Юрка с нами не общается: он недавно кончил техникум и еще не привык к своему полувысшему образованию. Каждые десять минут он влезает на сиденье и через голову водителя заглядывает на щиток приборов. Это занимает в среднем минуту, остальные девять Юрка старательно записывает показания в журнал испытаний. Он очень аккуратен, степенен и важен, но все равно его никто не принимает всерьез.
Мы кочуем по пустынным, заброшенным проселкам, как моторизованные цыгане. Проселки часто упираются в речки или овраги; тогда вездеход останавливается, и все вылезают. Федор следует под мост изучать быки и стропила; Степан проходит на середину сооружения и начинает озабоченно топать; Лихоман привычно окидывает взглядом окрестности, ища объезд. Мы с удовольствием разминаем затекшие ноги; Юрка, естественно, разминает их отдельно от нас.
Когда разведчики возвращаются, происходит следующий разговор.
— Выдержит, — бурчит Федор. — Сваи — во! В обхват.
— М-да… — вздыхает Степан. — Сваи — это точно. И настил…
— Там — укосины, — уточняет Федор.
— Укосины есть, — соглашается Степан. — Однако дерево.

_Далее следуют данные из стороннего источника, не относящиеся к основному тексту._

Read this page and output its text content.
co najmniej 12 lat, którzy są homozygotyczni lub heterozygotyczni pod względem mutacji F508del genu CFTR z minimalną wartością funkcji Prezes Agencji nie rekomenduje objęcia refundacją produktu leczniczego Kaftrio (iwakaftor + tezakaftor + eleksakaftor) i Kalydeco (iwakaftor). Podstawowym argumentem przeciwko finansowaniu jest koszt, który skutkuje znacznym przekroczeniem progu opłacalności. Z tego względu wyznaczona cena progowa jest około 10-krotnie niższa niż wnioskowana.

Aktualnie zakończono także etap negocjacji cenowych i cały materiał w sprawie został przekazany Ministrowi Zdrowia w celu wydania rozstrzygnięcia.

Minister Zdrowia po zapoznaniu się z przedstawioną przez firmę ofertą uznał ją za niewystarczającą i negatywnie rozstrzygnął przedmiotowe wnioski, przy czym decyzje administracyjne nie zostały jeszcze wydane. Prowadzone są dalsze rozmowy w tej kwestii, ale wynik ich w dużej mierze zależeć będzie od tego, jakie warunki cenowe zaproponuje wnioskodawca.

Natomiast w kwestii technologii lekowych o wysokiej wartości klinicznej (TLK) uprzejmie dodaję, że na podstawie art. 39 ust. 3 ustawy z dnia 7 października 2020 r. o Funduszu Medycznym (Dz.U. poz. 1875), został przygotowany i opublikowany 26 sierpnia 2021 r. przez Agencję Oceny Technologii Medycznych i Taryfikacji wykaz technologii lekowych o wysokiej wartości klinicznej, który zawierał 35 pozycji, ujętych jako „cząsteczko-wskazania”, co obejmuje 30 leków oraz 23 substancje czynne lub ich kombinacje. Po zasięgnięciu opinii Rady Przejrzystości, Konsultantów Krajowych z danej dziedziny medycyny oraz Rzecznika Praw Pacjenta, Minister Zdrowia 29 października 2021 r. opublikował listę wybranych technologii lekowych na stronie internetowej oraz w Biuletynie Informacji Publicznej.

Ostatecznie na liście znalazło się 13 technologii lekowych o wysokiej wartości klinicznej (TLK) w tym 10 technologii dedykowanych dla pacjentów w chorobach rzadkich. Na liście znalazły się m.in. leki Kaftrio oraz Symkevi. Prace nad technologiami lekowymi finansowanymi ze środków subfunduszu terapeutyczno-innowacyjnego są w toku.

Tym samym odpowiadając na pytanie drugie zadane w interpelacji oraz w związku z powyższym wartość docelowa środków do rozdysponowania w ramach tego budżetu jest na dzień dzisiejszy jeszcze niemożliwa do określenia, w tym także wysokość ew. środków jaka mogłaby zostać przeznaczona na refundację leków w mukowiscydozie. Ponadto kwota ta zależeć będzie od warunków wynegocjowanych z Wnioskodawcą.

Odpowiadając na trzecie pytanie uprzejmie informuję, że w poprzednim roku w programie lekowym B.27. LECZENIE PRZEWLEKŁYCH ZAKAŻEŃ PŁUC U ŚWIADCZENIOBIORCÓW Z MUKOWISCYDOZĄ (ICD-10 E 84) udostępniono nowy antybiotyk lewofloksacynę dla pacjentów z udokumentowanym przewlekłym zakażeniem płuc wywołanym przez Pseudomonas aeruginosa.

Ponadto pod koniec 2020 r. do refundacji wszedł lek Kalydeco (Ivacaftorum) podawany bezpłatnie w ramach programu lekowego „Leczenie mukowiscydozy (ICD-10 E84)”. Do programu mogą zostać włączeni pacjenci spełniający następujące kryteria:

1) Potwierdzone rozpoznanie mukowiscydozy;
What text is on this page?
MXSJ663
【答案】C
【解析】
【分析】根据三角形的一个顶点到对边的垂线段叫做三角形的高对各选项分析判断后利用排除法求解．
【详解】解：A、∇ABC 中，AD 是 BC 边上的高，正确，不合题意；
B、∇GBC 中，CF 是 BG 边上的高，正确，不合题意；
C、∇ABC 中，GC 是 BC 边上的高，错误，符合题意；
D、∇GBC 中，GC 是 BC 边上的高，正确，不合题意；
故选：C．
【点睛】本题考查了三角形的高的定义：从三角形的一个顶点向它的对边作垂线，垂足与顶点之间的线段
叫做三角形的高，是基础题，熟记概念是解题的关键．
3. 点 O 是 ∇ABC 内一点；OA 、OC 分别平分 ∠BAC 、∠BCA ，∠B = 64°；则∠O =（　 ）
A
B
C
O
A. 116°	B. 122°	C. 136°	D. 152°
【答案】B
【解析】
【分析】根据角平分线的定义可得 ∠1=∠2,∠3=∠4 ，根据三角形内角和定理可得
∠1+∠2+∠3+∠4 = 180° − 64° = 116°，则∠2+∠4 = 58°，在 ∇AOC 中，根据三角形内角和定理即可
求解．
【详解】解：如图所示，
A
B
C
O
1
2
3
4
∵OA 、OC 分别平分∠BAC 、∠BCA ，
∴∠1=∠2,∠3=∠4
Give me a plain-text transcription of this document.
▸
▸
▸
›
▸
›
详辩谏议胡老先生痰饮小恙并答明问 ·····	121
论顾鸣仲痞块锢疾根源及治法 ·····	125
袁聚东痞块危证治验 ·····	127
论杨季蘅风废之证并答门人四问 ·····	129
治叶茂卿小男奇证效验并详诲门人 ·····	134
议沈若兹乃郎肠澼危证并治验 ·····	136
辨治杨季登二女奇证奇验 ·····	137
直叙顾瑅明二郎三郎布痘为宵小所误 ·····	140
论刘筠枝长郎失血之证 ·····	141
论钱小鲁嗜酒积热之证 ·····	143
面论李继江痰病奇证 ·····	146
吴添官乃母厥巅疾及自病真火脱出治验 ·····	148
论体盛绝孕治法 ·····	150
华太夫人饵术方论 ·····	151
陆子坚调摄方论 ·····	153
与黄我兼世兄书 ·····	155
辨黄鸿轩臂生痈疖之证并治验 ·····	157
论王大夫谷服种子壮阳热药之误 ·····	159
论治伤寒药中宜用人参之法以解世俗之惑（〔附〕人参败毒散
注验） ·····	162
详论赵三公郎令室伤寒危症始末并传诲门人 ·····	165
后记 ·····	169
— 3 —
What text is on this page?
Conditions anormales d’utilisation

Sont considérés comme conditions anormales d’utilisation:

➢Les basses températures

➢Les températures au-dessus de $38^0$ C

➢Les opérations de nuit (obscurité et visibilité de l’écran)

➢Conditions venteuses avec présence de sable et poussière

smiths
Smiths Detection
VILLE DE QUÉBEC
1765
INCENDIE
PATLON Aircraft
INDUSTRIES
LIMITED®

— Ехать-то можно? — интересуется Славка.
— Можно.
— Кто его знает…
Лихоман молча переходит мост, на той стороне приседает, заглядывая под настил, и кричит:
— Давай в объезд!..
— А я говорю: можно!.. — орет Федор. — Чего мы там-то кувыркаться будем?.. Прошлый раз не послушали меня, а что вышло?
Прошлый раз мы сунулись в топь и потом часа четыре вытаскивали машину.
— А я говорю: давай!..
— А я говорю: опять в топь сунемся!..
— Да?..
— Я тебе говорю!..
Лихоман лезет под мост.
Степан вздыхает:
— Баламут ты, Федор.
— Считаешь, мост не выдержит?
— Вообще-то… — Степан начинает прикуривать, и разговор обрывается.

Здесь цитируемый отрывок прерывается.